Zimmer is a veteran science columnist for The New York Times and his stock in trade is taking difficult scientific research and turning it into something comprehensible. Even so, what he’s attempting in this book is difficult for the lay reader. It’s not just that the research fields, from geology to microbiology to neurology, are so technical, it’s also that the tools the scientists are using, for all their abstruse precision, are still just blunt instruments for getting at the central question. Defining life turns out to be hard work.

There is so much to explore in the borderlands that Zimmer wants to illuminate. For instance, if information gathering and consciousness are a hallmark of life, how to explain slime molds—a single-celled, brainless monstrosity of yellow goo that somehow can make its way through mazes to get at a source of food? And if reproduction is another hallmark, what do we do with Amazon mollies, a type of fish that is only found as females, the result of a particular kind of interbreeding between two other species? And yet the Amazon mollies have survived for some 280,000 years as a kind of companion to the two other fish species. “It is as if the survival of the species depended on their company,” Zimmer notes. (214)

Then there are viruses, like our current nightmare variety, SARS-CoV-2, which don’t qualify as life if you count things like metabolism and decision-making as essential markers, but which can certainly reproduce and evolve, as we are seeing. “Can we exile all this biological diversity from life? To exile viruses also means we have to discount how intimately woven they are into life’s ecological web.” (210)
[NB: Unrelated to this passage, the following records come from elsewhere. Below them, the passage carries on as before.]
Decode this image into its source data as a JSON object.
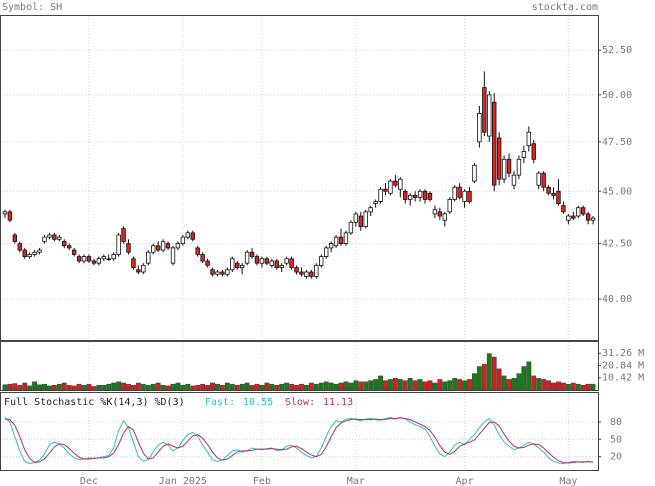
{
  "chart_data": {
    "type": "candlestick",
    "symbol_label": "Symbol: SH",
    "site": "stockta.com",
    "log_scale": true,
    "ylim": [
      38.25,
      54.5
    ],
    "yticks": [
      {
        "value": 40,
        "label": "40.00"
      },
      {
        "value": 42.5,
        "label": "42.50"
      },
      {
        "value": 45,
        "label": "45.00"
      },
      {
        "value": 47.5,
        "label": "47.50"
      },
      {
        "value": 50,
        "label": "50.00"
      },
      {
        "value": 52.5,
        "label": "52.50"
      }
    ],
    "xlim": [
      -0.8,
      120
    ],
    "xticks": [
      {
        "value": 17,
        "label": "Dec"
      },
      {
        "value": 36,
        "label": "Jan 2025"
      },
      {
        "value": 52,
        "label": "Feb"
      },
      {
        "value": 71,
        "label": "Mar"
      },
      {
        "value": 93,
        "label": "Apr"
      },
      {
        "value": 114,
        "label": "May"
      }
    ],
    "up_color": "#ffffff",
    "down_color": "#dd2222",
    "ohlc": [
      [
        43.9,
        44.1,
        43.7,
        44.0
      ],
      [
        44.0,
        44.1,
        43.5,
        43.6
      ],
      [
        42.9,
        43.0,
        42.5,
        42.6
      ],
      [
        42.5,
        42.6,
        42.1,
        42.2
      ],
      [
        42.2,
        42.3,
        41.8,
        41.9
      ],
      [
        41.9,
        42.1,
        41.8,
        42.0
      ],
      [
        42.0,
        42.2,
        41.9,
        42.1
      ],
      [
        42.1,
        42.3,
        42.0,
        42.2
      ],
      [
        42.6,
        42.9,
        42.5,
        42.8
      ],
      [
        42.8,
        43.0,
        42.7,
        42.9
      ],
      [
        42.9,
        43.0,
        42.6,
        42.7
      ],
      [
        42.7,
        42.9,
        42.6,
        42.8
      ],
      [
        42.6,
        42.7,
        42.3,
        42.4
      ],
      [
        42.4,
        42.5,
        42.2,
        42.3
      ],
      [
        42.2,
        42.3,
        41.9,
        42.0
      ],
      [
        41.9,
        42.0,
        41.6,
        41.7
      ],
      [
        41.7,
        42.0,
        41.6,
        41.9
      ],
      [
        41.9,
        42.0,
        41.6,
        41.7
      ],
      [
        41.7,
        41.8,
        41.5,
        41.6
      ],
      [
        41.6,
        41.9,
        41.5,
        41.8
      ],
      [
        41.8,
        42.0,
        41.7,
        41.9
      ],
      [
        41.8,
        42.0,
        41.7,
        41.8
      ],
      [
        41.8,
        42.1,
        41.7,
        42.0
      ],
      [
        42.0,
        43.0,
        41.9,
        42.9
      ],
      [
        43.2,
        43.3,
        42.5,
        42.6
      ],
      [
        42.5,
        42.7,
        42.0,
        42.1
      ],
      [
        41.8,
        41.9,
        41.3,
        41.4
      ],
      [
        41.3,
        41.5,
        41.1,
        41.2
      ],
      [
        41.2,
        41.6,
        41.1,
        41.5
      ],
      [
        41.6,
        42.2,
        41.5,
        42.1
      ],
      [
        42.1,
        42.5,
        42.0,
        42.4
      ],
      [
        42.4,
        42.6,
        42.1,
        42.2
      ],
      [
        42.2,
        42.7,
        42.1,
        42.6
      ],
      [
        42.5,
        42.6,
        42.2,
        42.3
      ],
      [
        41.6,
        42.4,
        41.5,
        42.3
      ],
      [
        42.3,
        42.6,
        42.2,
        42.5
      ],
      [
        42.5,
        42.9,
        42.4,
        42.8
      ],
      [
        42.8,
        43.1,
        42.7,
        43.0
      ],
      [
        43.0,
        43.1,
        42.6,
        42.7
      ],
      [
        42.3,
        42.4,
        41.9,
        42.0
      ],
      [
        42.0,
        42.1,
        41.6,
        41.7
      ],
      [
        41.7,
        41.8,
        41.4,
        41.5
      ],
      [
        41.3,
        41.4,
        41.0,
        41.1
      ],
      [
        41.1,
        41.3,
        41.0,
        41.2
      ],
      [
        41.2,
        41.3,
        41.0,
        41.1
      ],
      [
        41.1,
        41.4,
        41.0,
        41.3
      ],
      [
        41.3,
        41.9,
        41.2,
        41.8
      ],
      [
        41.6,
        41.7,
        41.3,
        41.4
      ],
      [
        41.4,
        41.6,
        41.1,
        41.5
      ],
      [
        41.6,
        42.2,
        41.5,
        42.1
      ],
      [
        42.1,
        42.3,
        41.8,
        41.9
      ],
      [
        41.9,
        42.0,
        41.5,
        41.6
      ],
      [
        41.6,
        41.9,
        41.4,
        41.8
      ],
      [
        41.8,
        41.9,
        41.5,
        41.6
      ],
      [
        41.5,
        41.8,
        41.4,
        41.7
      ],
      [
        41.7,
        41.8,
        41.3,
        41.4
      ],
      [
        41.4,
        41.6,
        41.2,
        41.5
      ],
      [
        41.6,
        41.9,
        41.5,
        41.8
      ],
      [
        41.8,
        41.9,
        41.3,
        41.4
      ],
      [
        41.4,
        41.5,
        41.1,
        41.2
      ],
      [
        41.2,
        41.4,
        41.0,
        41.1
      ],
      [
        41.0,
        41.3,
        40.9,
        41.2
      ],
      [
        41.2,
        41.3,
        40.9,
        41.0
      ],
      [
        41.0,
        41.6,
        40.9,
        41.5
      ],
      [
        41.5,
        42.0,
        41.4,
        41.9
      ],
      [
        41.9,
        42.4,
        41.8,
        42.3
      ],
      [
        42.3,
        42.6,
        42.1,
        42.5
      ],
      [
        42.4,
        42.9,
        42.3,
        42.8
      ],
      [
        42.8,
        43.2,
        42.4,
        42.5
      ],
      [
        42.5,
        43.1,
        42.4,
        43.0
      ],
      [
        43.0,
        43.6,
        42.9,
        43.5
      ],
      [
        43.5,
        44.0,
        43.3,
        43.9
      ],
      [
        43.8,
        44.0,
        43.1,
        43.3
      ],
      [
        43.3,
        44.1,
        43.2,
        44.0
      ],
      [
        44.0,
        44.3,
        43.8,
        44.2
      ],
      [
        44.4,
        44.6,
        44.2,
        44.5
      ],
      [
        44.5,
        45.2,
        44.4,
        45.1
      ],
      [
        45.1,
        45.4,
        44.8,
        45.0
      ],
      [
        44.9,
        45.6,
        44.8,
        45.5
      ],
      [
        45.5,
        45.8,
        45.2,
        45.3
      ],
      [
        45.1,
        45.7,
        44.7,
        45.6
      ],
      [
        45.0,
        45.1,
        44.4,
        44.6
      ],
      [
        44.6,
        44.9,
        44.3,
        44.8
      ],
      [
        44.8,
        45.0,
        44.5,
        44.7
      ],
      [
        44.7,
        45.1,
        44.5,
        45.0
      ],
      [
        45.0,
        45.1,
        44.4,
        44.6
      ],
      [
        44.9,
        45.0,
        44.5,
        44.6
      ],
      [
        43.9,
        44.3,
        43.7,
        44.1
      ],
      [
        44.0,
        44.2,
        43.6,
        43.8
      ],
      [
        43.6,
        44.0,
        43.3,
        43.9
      ],
      [
        44.0,
        44.7,
        43.9,
        44.6
      ],
      [
        44.6,
        45.3,
        44.5,
        45.2
      ],
      [
        45.2,
        45.4,
        44.6,
        44.7
      ],
      [
        44.5,
        45.1,
        44.2,
        45.0
      ],
      [
        45.0,
        45.2,
        44.4,
        44.5
      ],
      [
        45.5,
        46.4,
        45.4,
        46.3
      ],
      [
        47.5,
        49.4,
        47.2,
        49.0
      ],
      [
        50.4,
        51.3,
        47.8,
        48.0
      ],
      [
        47.8,
        50.2,
        47.5,
        50.0
      ],
      [
        49.6,
        50.1,
        45.0,
        45.3
      ],
      [
        47.7,
        48.0,
        45.3,
        45.6
      ],
      [
        45.6,
        46.8,
        45.4,
        46.6
      ],
      [
        46.6,
        46.9,
        45.7,
        45.9
      ],
      [
        45.3,
        46.0,
        45.1,
        45.8
      ],
      [
        45.8,
        46.8,
        45.6,
        46.6
      ],
      [
        46.7,
        47.3,
        46.4,
        47.0
      ],
      [
        47.3,
        48.3,
        47.0,
        48.0
      ],
      [
        47.4,
        47.6,
        46.4,
        46.6
      ],
      [
        45.3,
        46.0,
        45.1,
        45.9
      ],
      [
        45.9,
        46.0,
        45.0,
        45.2
      ],
      [
        45.2,
        45.3,
        44.8,
        44.9
      ],
      [
        44.9,
        45.2,
        44.6,
        44.8
      ],
      [
        45.0,
        45.6,
        44.3,
        44.4
      ],
      [
        44.3,
        44.5,
        43.9,
        44.0
      ],
      [
        43.6,
        43.9,
        43.4,
        43.8
      ],
      [
        43.8,
        44.0,
        43.6,
        43.7
      ],
      [
        43.8,
        44.3,
        43.7,
        44.2
      ],
      [
        44.2,
        44.3,
        43.8,
        43.9
      ],
      [
        43.9,
        44.0,
        43.4,
        43.6
      ],
      [
        43.6,
        43.8,
        43.4,
        43.7
      ]
    ],
    "volume": {
      "ylim": [
        0,
        40.8
      ],
      "yticks": [
        {
          "value": 10.42,
          "label": "10.42 M"
        },
        {
          "value": 20.84,
          "label": "20.84 M"
        },
        {
          "value": 31.26,
          "label": "31.26 M"
        }
      ],
      "up_color": "#1a7a1a",
      "down_color": "#cc2222",
      "values": [
        4.5,
        5,
        5.5,
        4,
        6,
        3.5,
        7,
        4.5,
        5,
        3.5,
        4,
        5,
        6,
        4,
        3.5,
        5,
        4,
        5,
        3,
        4,
        4,
        5,
        6,
        7,
        6,
        5,
        4,
        6,
        5,
        4,
        5,
        6,
        4,
        3.5,
        5,
        6,
        4,
        5,
        3.5,
        4,
        5,
        4,
        6,
        5,
        4,
        6,
        5,
        4,
        5,
        6,
        4,
        5,
        4,
        6,
        5,
        4,
        5,
        6,
        5,
        4,
        5,
        4,
        6,
        5,
        6,
        7,
        6,
        5,
        6,
        7,
        6,
        8,
        7,
        7,
        8,
        9,
        12,
        8,
        9,
        10,
        9,
        8,
        10,
        8,
        9,
        7,
        8,
        6,
        9,
        7,
        8,
        10,
        9,
        8,
        9,
        14,
        20,
        22,
        31,
        28,
        18,
        12,
        9,
        10,
        14,
        20,
        24,
        12,
        10,
        9,
        8,
        6,
        7,
        6,
        5,
        6,
        5,
        4,
        5,
        5
      ]
    },
    "stochastic": {
      "title": "Full Stochastic %K(14,3) %D(3)",
      "fast_label": "Fast:",
      "slow_label": "Slow:",
      "ylim": [
        -3,
        130
      ],
      "yticks": [
        20,
        50,
        80
      ],
      "k_color": "#33bbbb",
      "d_color": "#aa3366",
      "k": [
        88,
        80,
        55,
        30,
        12,
        8,
        10,
        14,
        25,
        40,
        45,
        42,
        35,
        25,
        18,
        15,
        16,
        18,
        17,
        18,
        20,
        22,
        35,
        65,
        82,
        70,
        45,
        20,
        12,
        15,
        28,
        40,
        45,
        40,
        30,
        35,
        48,
        58,
        62,
        55,
        40,
        28,
        15,
        12,
        14,
        22,
        30,
        32,
        28,
        30,
        35,
        33,
        32,
        34,
        35,
        30,
        32,
        38,
        40,
        35,
        28,
        22,
        18,
        20,
        35,
        55,
        72,
        82,
        80,
        85,
        86,
        84,
        82,
        85,
        86,
        84,
        83,
        86,
        88,
        85,
        88,
        85,
        80,
        75,
        72,
        68,
        55,
        38,
        25,
        20,
        28,
        40,
        45,
        40,
        50,
        58,
        70,
        80,
        86,
        75,
        58,
        45,
        38,
        32,
        35,
        40,
        45,
        42,
        35,
        28,
        18,
        12,
        9,
        8,
        10,
        12,
        11,
        10,
        12,
        10.55
      ],
      "d": [
        85,
        84,
        74,
        55,
        32,
        17,
        10,
        11,
        16,
        26,
        37,
        42,
        41,
        34,
        26,
        19,
        16,
        16,
        17,
        18,
        18,
        20,
        26,
        41,
        61,
        72,
        66,
        45,
        26,
        16,
        18,
        28,
        38,
        42,
        38,
        35,
        38,
        47,
        56,
        58,
        52,
        41,
        28,
        18,
        14,
        16,
        22,
        28,
        30,
        30,
        31,
        33,
        33,
        33,
        34,
        33,
        32,
        33,
        37,
        38,
        34,
        28,
        23,
        20,
        24,
        37,
        54,
        70,
        78,
        82,
        84,
        85,
        84,
        84,
        84,
        85,
        84,
        84,
        86,
        86,
        87,
        86,
        84,
        80,
        76,
        72,
        65,
        54,
        39,
        28,
        24,
        29,
        38,
        42,
        45,
        49,
        59,
        69,
        79,
        80,
        73,
        59,
        47,
        38,
        35,
        36,
        40,
        42,
        41,
        35,
        27,
        19,
        13,
        10,
        9,
        10,
        11,
        11,
        11,
        11.13
      ]
    }
  }
}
As Zimmer takes us back in time to the primordial ooze and volcanic pools from which life may have emerged, you admire how far we have come in such a relatively short time in understanding the building blocks of life. Yet you also sense the mystery that still remains in the heart of the question. 

One of the remarkable scientists that Zimmer profiles is a Hungarian physiologist named Albert Szent-Györgyi who spent much of his life, despite difficult experiences in both world wars, pursuing the ‘meaning of life’ question. He was wary of using the hallmarks of life as an inviolable standard. As he once told an MIT audience, “One rabbit could never reproduce itself…And if life is characterized by self-reproduction, one rabbit cannot be called alive at all.” (180)

Near the end of his life, after pursuing the question in a number of different fields, Szent-Györgyi concluded: “I moved from anatomy to the study of tissues, then to electron microscopy and chemistry, and finally to quantum mechanics. This downward journey through the scale dimensions has its irony, for in my search for the secret of life, I ended up with atoms and electrons, which had no life at all. Somewhere along the line, life has run through my fingers.” (181)

Carl Zimmer

As someone with much more affinity for the theological pursuit of this question, I’m not too bothered by that conclusion. Life is always something that has to be understood by an eccentric (turned outward) orientation since the attempt to define it from within always falters. And surely science will offer up more tantalizing tidbits in the search for a definition. But I’m glad for the continuing mystery if only to hold on to what small shreds of humility we still retain.